Partners See An Alletra Advantage
Patrick Shelley, CTO at PKA Technologies, Montvale, N.J., No. 441 on the 2023 CRN Solution Provider 500, said he is “extremely optimistic” about HPE’s ability to gain storage share given the one-two punch of Alletra’s strong product position and Russo’s leadership.
“Alletra has leapfrogged comeptitors,” he said. “It is truly innovative. It is hybrid-cloud-enabled, very easy to use and set up with a consumption model with GreenLake with block and file as a service offerings. These are big differentiators for customers. This is what customers are looking for in their storage solutions.”
HPE’s partnership to provide file storage with Vast Data has also been a big competitive differentiator, said Shelley. “HPE now has a great file [storage] offering with the Vast partnership,” he said. “I absolutely see HPE gaining share with Alletra. We are seeing more customers looking at Alletra. It is one of our lead product offerings. We are big believers in Alletra and the HPE storage portfolio.”
Shelley said a PKA customer that made the move to Alletra was especially impressed with the ease of installation, setup and management of the product. “The customer told me, ‘It’s so easy my five year old could run this storage,’” said Shelley.
As for Russo’s leadership, Shelley called her a technology visionary who is sure to put her stamp on HPE’s storage portfolio now that it is part of the hybrid cloud business unit. “[Russo] is a technology visionary,” he said. “She is an amazing leader who is focused on driving technology innovation.”
HPE announced last month that Russo next month at the beginning of the new fiscal year will become general manager of a new hybrid cloud business unit that now includes the HPE Storage Business, which accounted for $4.7 billion in sales in the last fiscal year.

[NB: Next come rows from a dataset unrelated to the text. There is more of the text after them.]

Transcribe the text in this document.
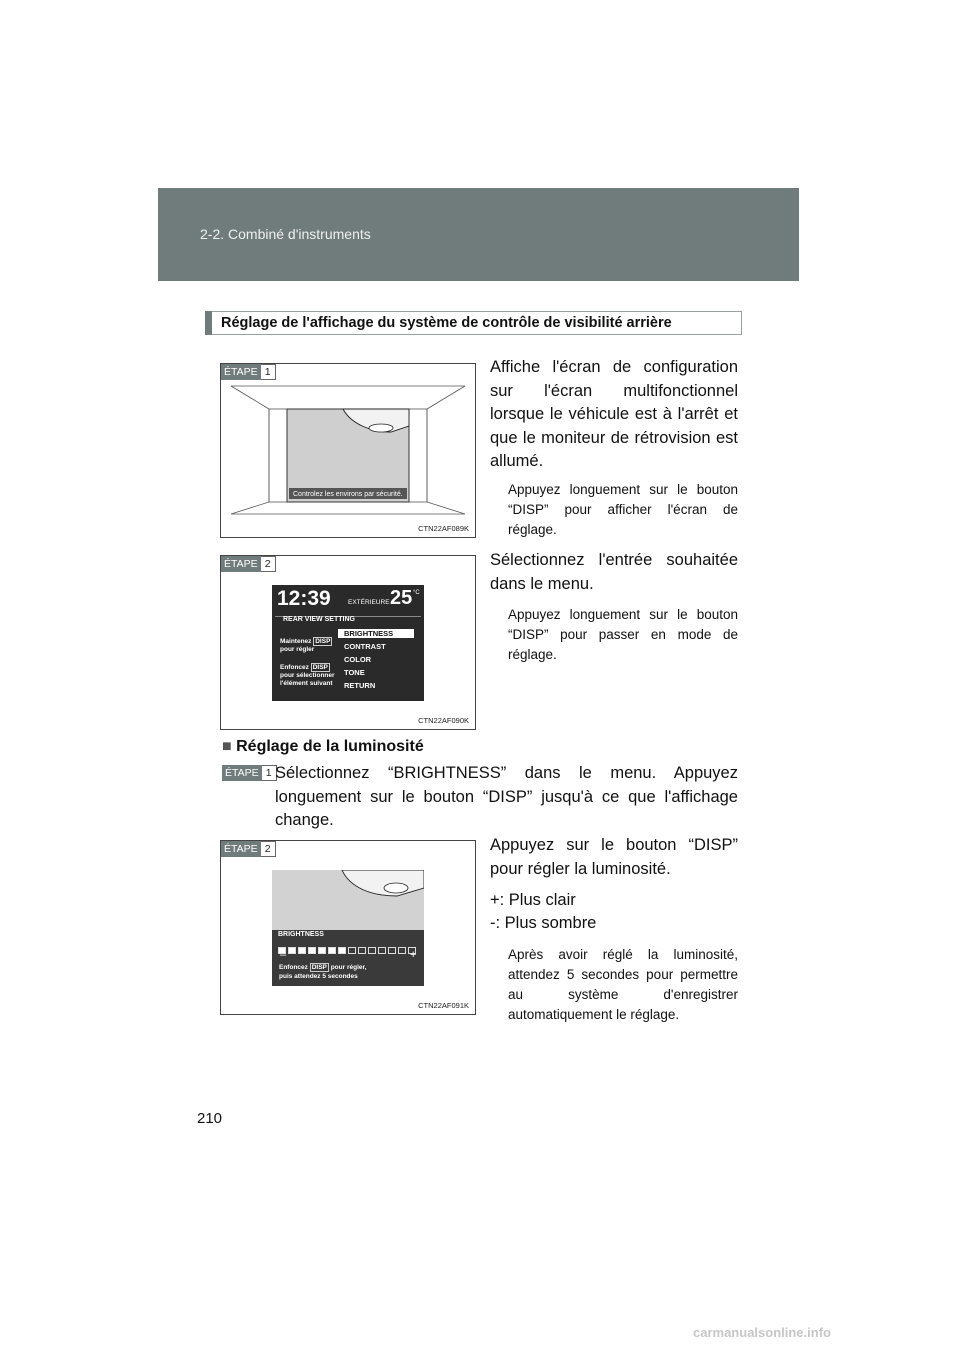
2-2. Combiné d'instruments
Réglage de l'affichage du système de contrôle de visibilité arrière
ÉTAPE 1
Controlez les environs par sécurité.
CTN22AF089K
Affiche l'écran de configuration sur l'écran multifonctionnel lorsque le véhicule est à l'arrêt et que le moniteur de rétrovision est allumé.
Appuyez longuement sur le bouton “DISP” pour afficher l'écran de réglage.
ÉTAPE 2
12:39	EXTÉRIEURE 25 °C
REAR VIEW SETTING
Maintenez DISP
pour régler
Enfoncez DISP
pour sélectionner
l'élément suivant
BRIGHTNESS
CONTRAST
COLOR
TONE
RETURN
CTN22AF090K
Sélectionnez l'entrée souhaitée dans le menu.
Appuyez longuement sur le bouton “DISP” pour passer en mode de réglage.
■ Réglage de la luminosité
ÉTAPE 1 Sélectionnez “BRIGHTNESS” dans le menu. Appuyez longuement sur le bouton “DISP” jusqu'à ce que l'affichage change.
ÉTAPE 2
BRIGHTNESS
–	+
Enfoncez DISP pour régler,
puis attendez 5 secondes
CTN22AF091K
Appuyez sur le bouton “DISP” pour régler la luminosité.
+: Plus clair
-: Plus sombre
Après avoir réglé la luminosité, attendez 5 secondes pour permettre au système d'enregistrer automatiquement le réglage.
210
carmanualsonline.info
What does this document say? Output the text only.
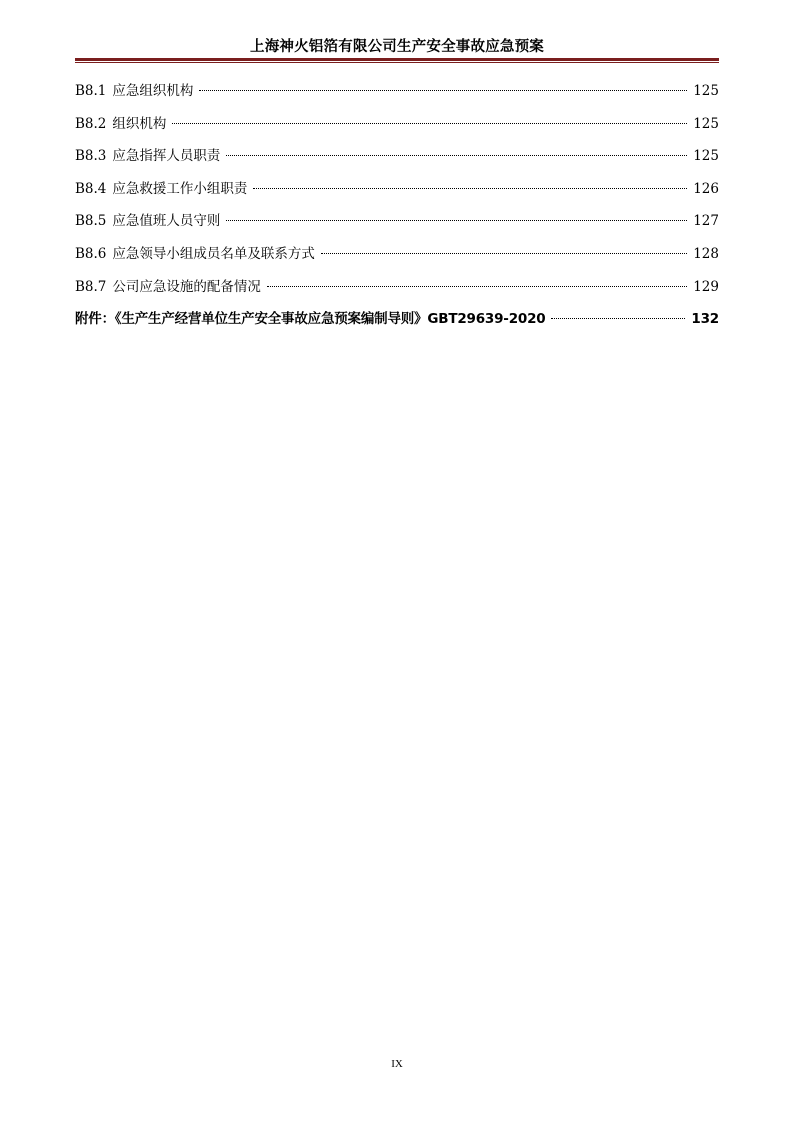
上海神火铝箔有限公司生产安全事故应急预案
B8.1 应急组织机构	125
B8.2 组织机构	125
B8.3 应急指挥人员职责	125
B8.4 应急救援工作小组职责	126
B8.5 应急值班人员守则	127
B8.6 应急领导小组成员名单及联系方式	128
B8.7 公司应急设施的配备情况	129
附件：《生产生产经营单位生产安全事故应急预案编制导则》GBT29639-2020	132
IX
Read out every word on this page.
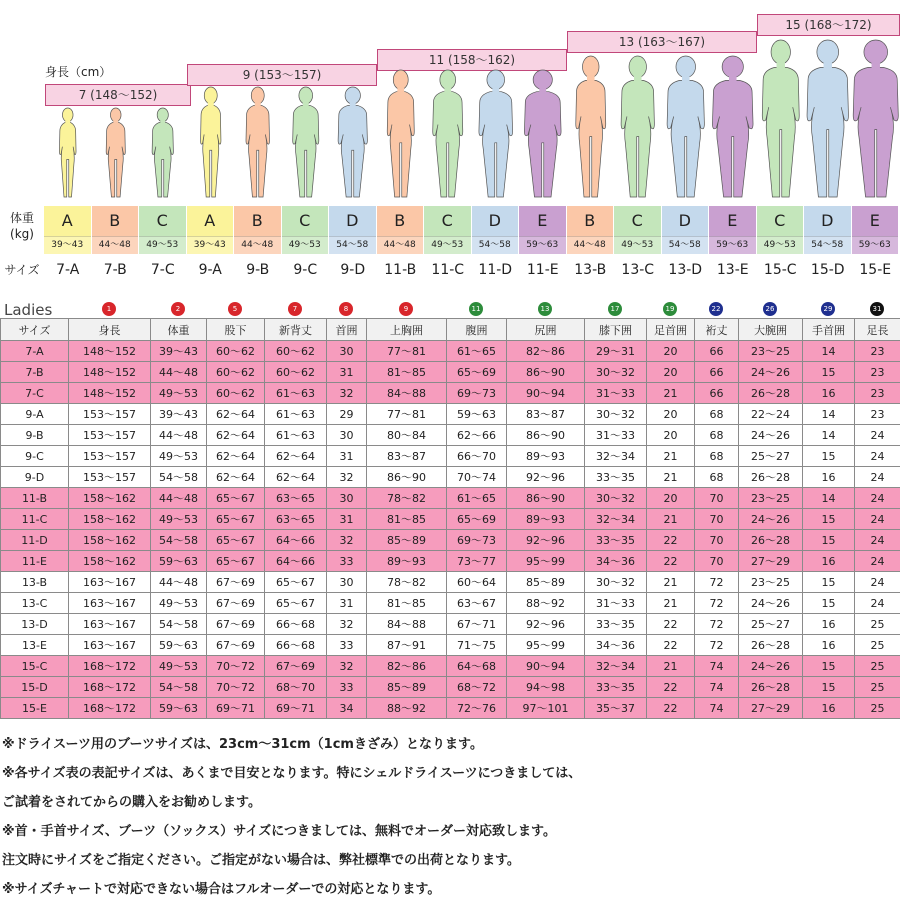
身長（cm）
7 (148〜152)
9 (153〜157)
11 (158〜162)
13 (163〜167)
15 (168〜172)
体重
(kg)
サイズ
A
39〜43
B
44〜48
C
49〜53
A
39〜43
B
44〜48
C
49〜53
D
54〜58
B
44〜48
C
49〜53
D
54〜58
E
59〜63
B
44〜48
C
49〜53
D
54〜58
E
59〜63
C
49〜53
D
54〜58
E
59〜63
7-A	7-B	7-C	9-A	9-B	9-C	9-D	11-B	11-C	11-D	11-E	13-B	13-C	13-D	13-E	15-C	15-D	15-E
Ladies	1	2	5	7	8	9	11	13	17	19	22	26	29	31
サイズ	身長	体重	股下	新背丈	首囲	上胸囲	腹囲	尻囲	膝下囲	足首囲	裄丈	大腕囲	手首囲	足長
7-A	148〜152	39〜43	60〜62	60〜62	30	77〜81	61〜65	82〜86	29〜31	20	66	23〜25	14	23
7-B	148〜152	44〜48	60〜62	60〜62	31	81〜85	65〜69	86〜90	30〜32	20	66	24〜26	15	23
7-C	148〜152	49〜53	60〜62	61〜63	32	84〜88	69〜73	90〜94	31〜33	21	66	26〜28	16	23
9-A	153〜157	39〜43	62〜64	61〜63	29	77〜81	59〜63	83〜87	30〜32	20	68	22〜24	14	23
9-B	153〜157	44〜48	62〜64	61〜63	30	80〜84	62〜66	86〜90	31〜33	20	68	24〜26	14	24
9-C	153〜157	49〜53	62〜64	62〜64	31	83〜87	66〜70	89〜93	32〜34	21	68	25〜27	15	24
9-D	153〜157	54〜58	62〜64	62〜64	32	86〜90	70〜74	92〜96	33〜35	21	68	26〜28	16	24
11-B	158〜162	44〜48	65〜67	63〜65	30	78〜82	61〜65	86〜90	30〜32	20	70	23〜25	14	24
11-C	158〜162	49〜53	65〜67	63〜65	31	81〜85	65〜69	89〜93	32〜34	21	70	24〜26	15	24
11-D	158〜162	54〜58	65〜67	64〜66	32	85〜89	69〜73	92〜96	33〜35	22	70	26〜28	15	24
11-E	158〜162	59〜63	65〜67	64〜66	33	89〜93	73〜77	95〜99	34〜36	22	70	27〜29	16	24
13-B	163〜167	44〜48	67〜69	65〜67	30	78〜82	60〜64	85〜89	30〜32	21	72	23〜25	15	24
13-C	163〜167	49〜53	67〜69	65〜67	31	81〜85	63〜67	88〜92	31〜33	21	72	24〜26	15	24
13-D	163〜167	54〜58	67〜69	66〜68	32	84〜88	67〜71	92〜96	33〜35	22	72	25〜27	16	25
13-E	163〜167	59〜63	67〜69	66〜68	33	87〜91	71〜75	95〜99	34〜36	22	72	26〜28	16	25
15-C	168〜172	49〜53	70〜72	67〜69	32	82〜86	64〜68	90〜94	32〜34	21	74	24〜26	15	25
15-D	168〜172	54〜58	70〜72	68〜70	33	85〜89	68〜72	94〜98	33〜35	22	74	26〜28	15	25
15-E	168〜172	59〜63	69〜71	69〜71	34	88〜92	72〜76	97〜101	35〜37	22	74	27〜29	16	25
※ドライスーツ用のブーツサイズは、23cm〜31cm（1cmきざみ）となります。
※各サイズ表の表記サイズは、あくまで目安となります。特にシェルドライスーツにつきましては、
ご試着をされてからの購入をお勧めします。
※首・手首サイズ、ブーツ（ソックス）サイズにつきましては、無料でオーダー対応致します。
注文時にサイズをご指定ください。ご指定がない場合は、弊社標準での出荷となります。
※サイズチャートで対応できない場合はフルオーダーでの対応となります。
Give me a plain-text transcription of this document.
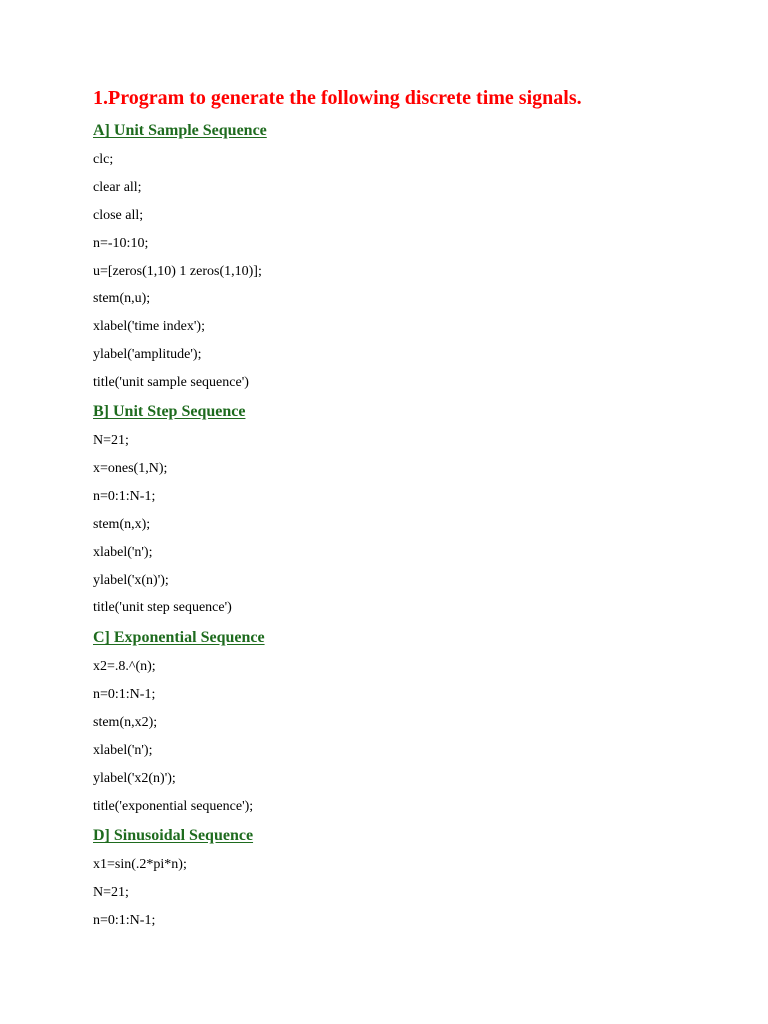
1.Program to generate the following discrete time signals.
A] Unit Sample Sequence

clc;

clear all;

close all;

n=-10:10;

u=[zeros(1,10) 1 zeros(1,10)];

stem(n,u);

xlabel('time index');

ylabel('amplitude');

title('unit sample sequence')

B] Unit Step Sequence

N=21;

x=ones(1,N);

n=0:1:N-1;

stem(n,x);

xlabel('n');

ylabel('x(n)');

title('unit step sequence')

C] Exponential Sequence

x2=.8.^(n);

n=0:1:N-1;

stem(n,x2);

xlabel('n');

ylabel('x2(n)');

title('exponential sequence');

D] Sinusoidal Sequence

x1=sin(.2*pi*n);

N=21;

n=0:1:N-1;
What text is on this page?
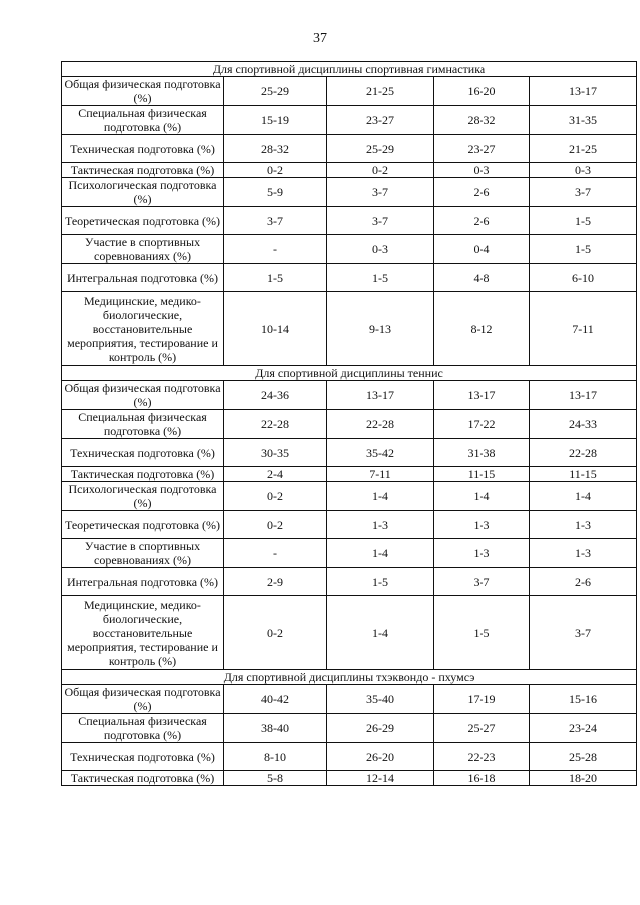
37
Для спортивной дисциплины спортивная гимнастика				
Общая физическая подготовка (%)	25-29	21-25	16-20	13-17
Специальная физическая подготовка (%)	15-19	23-27	28-32	31-35
Техническая подготовка (%)	28-32	25-29	23-27	21-25
Тактическая подготовка (%)	0-2	0-2	0-3	0-3
Психологическая подготовка (%)	5-9	3-7	2-6	3-7
Теоретическая подготовка (%)	3-7	3-7	2-6	1-5
Участие в спортивных соревнованиях (%)	-	0-3	0-4	1-5
Интегральная подготовка (%)	1-5	1-5	4-8	6-10
Медицинские, медико-биологические, восстановительные мероприятия, тестирование и контроль (%)	10-14	9-13	8-12	7-11
Для спортивной дисциплины теннис				
Общая физическая подготовка (%)	24-36	13-17	13-17	13-17
Специальная физическая подготовка (%)	22-28	22-28	17-22	24-33
Техническая подготовка (%)	30-35	35-42	31-38	22-28
Тактическая подготовка (%)	2-4	7-11	11-15	11-15
Психологическая подготовка (%)	0-2	1-4	1-4	1-4
Теоретическая подготовка (%)	0-2	1-3	1-3	1-3
Участие в спортивных соревнованиях (%)	-	1-4	1-3	1-3
Интегральная подготовка (%)	2-9	1-5	3-7	2-6
Медицинские, медико-биологические, восстановительные мероприятия, тестирование и контроль (%)	0-2	1-4	1-5	3-7
Для спортивной дисциплины тхэквондо - пхумсэ				
Общая физическая подготовка (%)	40-42	35-40	17-19	15-16
Специальная физическая подготовка (%)	38-40	26-29	25-27	23-24
Техническая подготовка (%)	8-10	26-20	22-23	25-28
Тактическая подготовка (%)	5-8	12-14	16-18	18-20
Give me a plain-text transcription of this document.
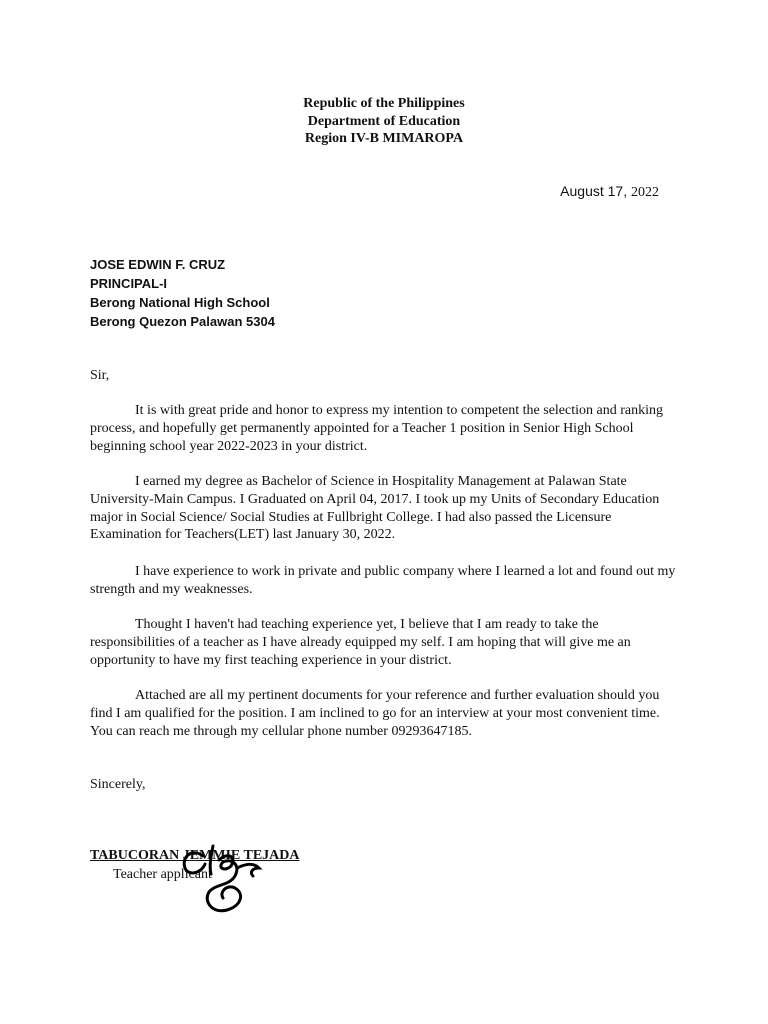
Republic of the Philippines
Department of Education
Region IV-B MIMAROPA
August 17, 2022
JOSE EDWIN F. CRUZ
PRINCIPAL-I
Berong National High School
Berong Quezon Palawan 5304
Sir,

It is with great pride and honor to express my intention to competent the selection and ranking process, and hopefully get permanently appointed for a Teacher 1 position in Senior High School beginning school year 2022-2023 in your district.

I earned my degree as Bachelor of Science in Hospitality Management at Palawan State University-Main Campus. I Graduated on April 04, 2017. I took up my Units of Secondary Education major in Social Science/ Social Studies at Fullbright College. I had also passed the Licensure Examination for Teachers(LET) last January 30, 2022.

I have experience to work in private and public company where I learned a lot and found out my strength and my weaknesses.

Thought I haven't had teaching experience yet, I believe that I am ready to take the responsibilities of a teacher as I have already equipped my self. I am hoping that will give me an opportunity to have my first teaching experience in your district.

Attached are all my pertinent documents for your reference and further evaluation should you find I am qualified for the position. I am inclined to go for an interview at your most convenient time. You can reach me through my cellular phone number 09293647185.

Sincerely,
TABUCORAN JEMMIE TEJADA
Teacher applicant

HPE’s Hybrid Cloud Strategy
“To capitalize on the market opportunity, our strategy is to take share in storage, scale private cloud with the momentum we have with HPE GreenLake and expand into infrastructure software,” said Russo, addressing analysts. “Ultimately this strategy starts and ends with our customers. We offer the most differentiated customer value proposition among our competitors, including cloud providers. We have a growing portfolio of market-leading offerings, and we are seeing strong customer adoption.”
HPE’s hybrid cloud strategy is centered on data transformation, said Russo. “Everything starts with data, which is the most valuable asset companies have,” she said. “It is at the center of any digital transformation. It’s gravity and distributed nature are what drive enterprises to embrace the hybrid cloud. This is why storage is foundational to our hybrid cloud strategy.”
Russo’s comments came with HPE providing a fiscal year 2024 non-GAAP diluted net earnings per share outlook of between $1.82 to $2.02 on revenue growth of 2 percent to 4 percent in constant currency.
HPE shares Thursday were down 2 percent, or 38 cents per share, in after-hours trading to $15.92. HPE shared closed Thursday down two percent, or 38 cents, to $16.30.
“We have a highly differentiated value proposition that is grounded in a deep understanding of our customer’s evolving needs with respect to data, infrastructure modernization and hybrid cloud operations,” said Russo. “The differentiation comes from being a pioneer in as a service with HPE GreenLake and our unrivaled HPE edge-to-cloud portfolio. It is further enhanced by years of curated M&A, organic investments in our SaaS portfolio and our HPE GreenLake platform. The value proposition is clearly resonating with our customers, and our continued success will fuel sustained growth and profit expansion for our shareholders.”